Damian gerät an eine dieser neuen Drogen mit dem seltsamen Namen „wmk“,ein Mittel, das die babylonische Sprachverwirrung aufhebt und wie ein chemischer Google-Translator noch den fernsten Slang ins Deutsche übersetzt. Es ist klar, dass damit alle Schranken fallen, dass die Macht, die durch das vorherige Nicht- Verstehen der anderen bestand, nun nicht mehr gilt. Ein Menschheitstraum scheint zum Greifen nah. Denn Wissen ist Macht und wenn die Ohnmächtigen nun zu Wissen gelangen, droht Gefahr für eben diese Macht (man denke nur, was die Luther-Übersetzung der Bibel damals in Europa ausgelöst hat). Doch wmk hat ungeahnte, sehr gefährlich Nebenwirkungen, die erst später offensichtlich werden.

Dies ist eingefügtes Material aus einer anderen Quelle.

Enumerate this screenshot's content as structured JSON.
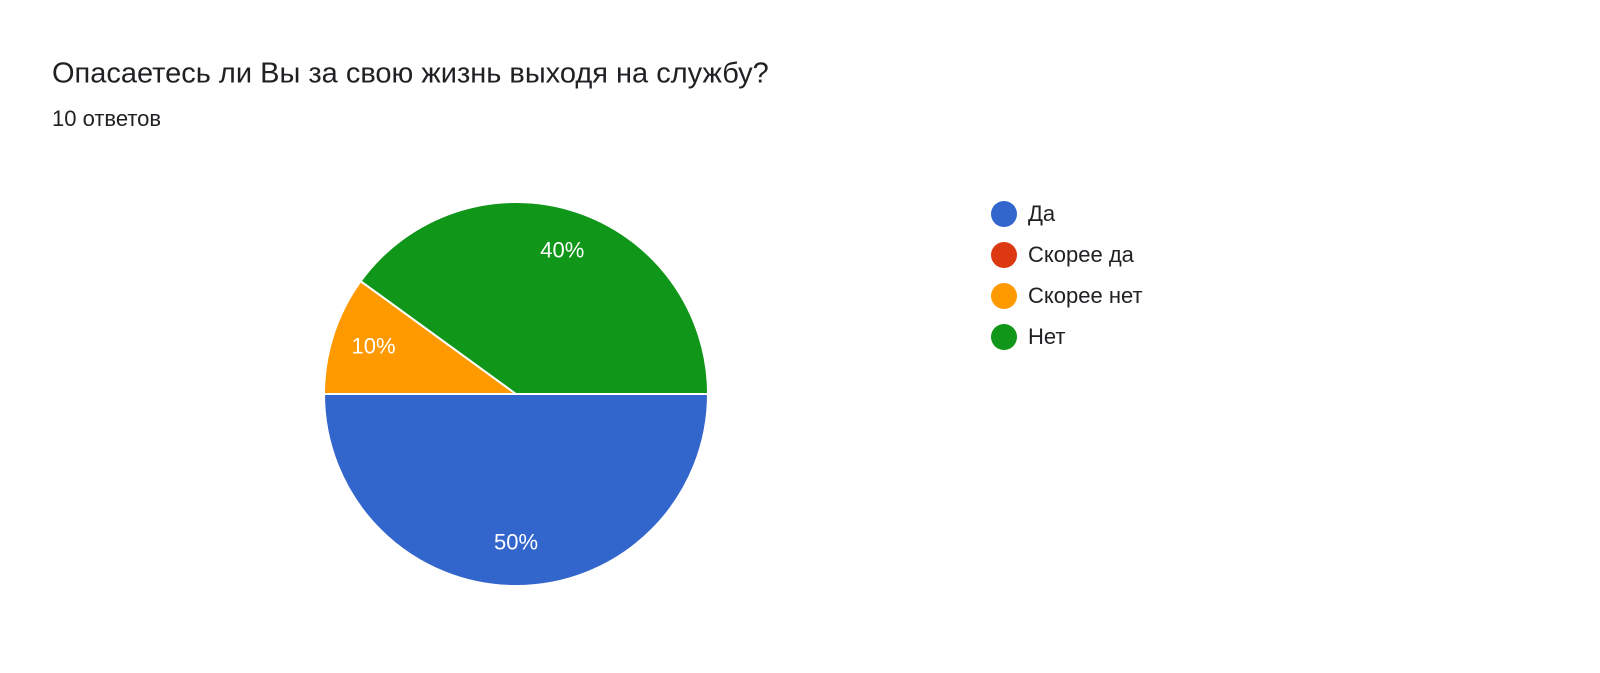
{
  "chart_data": {
    "type": "pie",
    "title": "Опасаетесь ли Вы за свою жизнь выходя на службу?",
    "subtitle": "10 ответов",
    "categories": [
      "Да",
      "Скорее да",
      "Скорее нет",
      "Нет"
    ],
    "values": [
      50,
      0,
      10,
      40
    ],
    "value_labels": [
      "50%",
      null,
      "10%",
      "40%"
    ],
    "colors": [
      "#3366cc",
      "#dc3912",
      "#ff9900",
      "#109618"
    ],
    "legend": "right"
  }
}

Zur gleichen Zeit forscht Damians Bruder Ziggy in Europa über Wahrnehmung, Bewusstseinsveränderungen und den freien Willen. Als die gemeinsame Mutter erfährt, dass sie in einem halben Jahr an Leberkrebs sterben wird, reist Ziggy in die DZ, um Damian zu suchen, der heimkommen und sich verabschieden soll. Doch Damian befindet sich jedoch auf der Flucht, gemeinsam mit Zoë und der gigantischen „Reiseapotheke“. Dann verfällt auch Ziggy dem „wmk“ und erkennt ihre tatsächliche Gefährlichkeit. „Die Welt als Droge ist keine Metapher, sondern eine Tautologie“, heisst es an einer Stelle. Auf diese Weise wird dieses Buch, das die ganze Zeit von Rauschmitteln erzählt, zum Anti-Drogen-Manifest. Den wahren Rausch bietet nämlich: Das klare Leben. Denn nichts ist langweiliger, als durch Türen zu gehen, die sperrangelweit offen stehen.